Path: utzoo!censor!geac!torsqnt!lethe!yunexus!ists!helios.physics.utoronto.ca!news-server.csri.toronto.edu!bonnie.concordia.ca!uunet!cme!cam!koontz
From: koontz@cam.nist.gov (John E. Koontz X5180)
Newsgroups: comp.text
Subject: Polyglot List Issue
Keywords: character sets
Message-ID: <6600@alpha.cam.nist.gov>
Date: 14 Jan 91 16:27:18 GMT
Organization: National Institute of Standards & Technology, Gaithersburg, MD
Lines: 348

Since I cross posted some comp.text contributions to the Polyglot list
which inspired replies, I am posting the replies and some supporting 
material here for the benefit of the original posters.

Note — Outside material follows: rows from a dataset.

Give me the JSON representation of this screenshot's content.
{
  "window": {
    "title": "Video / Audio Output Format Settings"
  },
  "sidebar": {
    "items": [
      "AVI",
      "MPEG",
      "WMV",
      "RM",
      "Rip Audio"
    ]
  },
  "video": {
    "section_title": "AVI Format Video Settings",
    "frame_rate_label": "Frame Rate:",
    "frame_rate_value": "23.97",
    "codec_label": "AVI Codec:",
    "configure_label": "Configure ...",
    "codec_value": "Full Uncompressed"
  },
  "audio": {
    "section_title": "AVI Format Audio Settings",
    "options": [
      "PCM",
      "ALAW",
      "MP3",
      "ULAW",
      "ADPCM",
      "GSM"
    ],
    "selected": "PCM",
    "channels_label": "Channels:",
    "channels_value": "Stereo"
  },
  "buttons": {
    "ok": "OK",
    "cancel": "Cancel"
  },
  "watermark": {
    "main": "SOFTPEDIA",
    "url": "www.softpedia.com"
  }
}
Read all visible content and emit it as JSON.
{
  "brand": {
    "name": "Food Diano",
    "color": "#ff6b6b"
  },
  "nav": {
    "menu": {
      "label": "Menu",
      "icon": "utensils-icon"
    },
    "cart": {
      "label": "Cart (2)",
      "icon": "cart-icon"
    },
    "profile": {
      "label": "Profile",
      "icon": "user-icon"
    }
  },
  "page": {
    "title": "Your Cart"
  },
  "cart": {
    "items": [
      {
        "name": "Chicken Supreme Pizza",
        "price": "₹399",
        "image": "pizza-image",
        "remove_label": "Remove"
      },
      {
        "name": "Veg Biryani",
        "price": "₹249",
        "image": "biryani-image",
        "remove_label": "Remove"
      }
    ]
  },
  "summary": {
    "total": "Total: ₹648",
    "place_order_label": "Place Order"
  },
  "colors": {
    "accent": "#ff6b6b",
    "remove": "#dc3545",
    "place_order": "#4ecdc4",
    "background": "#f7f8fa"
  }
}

Date: Fri, 11 Jan 91 13:57:31 -0600
To: Polyglot@tira.uchicago.edu
From: Polyglot-request@tira.uchicago.edu
Subject:  Polyglot Digest V2 #2

--------
__________________________ P O L Y G L O T _________________________

    POLYGLOT --  A Mailing List Devoted to Multilingual Computing
	   The Center for Information and Language Studies

Contributions to: 			  polyglot@tira.uchicago.edu
Administrative requests to:	  polyglot-request@tira.uchicago.edu
Anonymous ftp archive:			  tira.uchicago.edu:polyglot
____________________________________________________________________
Polyglot Digest                           Friday, 11 Jan 1991
                      Volume 2 : Issue 2
	
Today's Topics:

                             Administrivia
                        Unicode Progress Report
            International character set requirements needed
                       GNU Emacs and 8-bit text
                             smtp interest
                     8-bit cleaning, Unicode, etc.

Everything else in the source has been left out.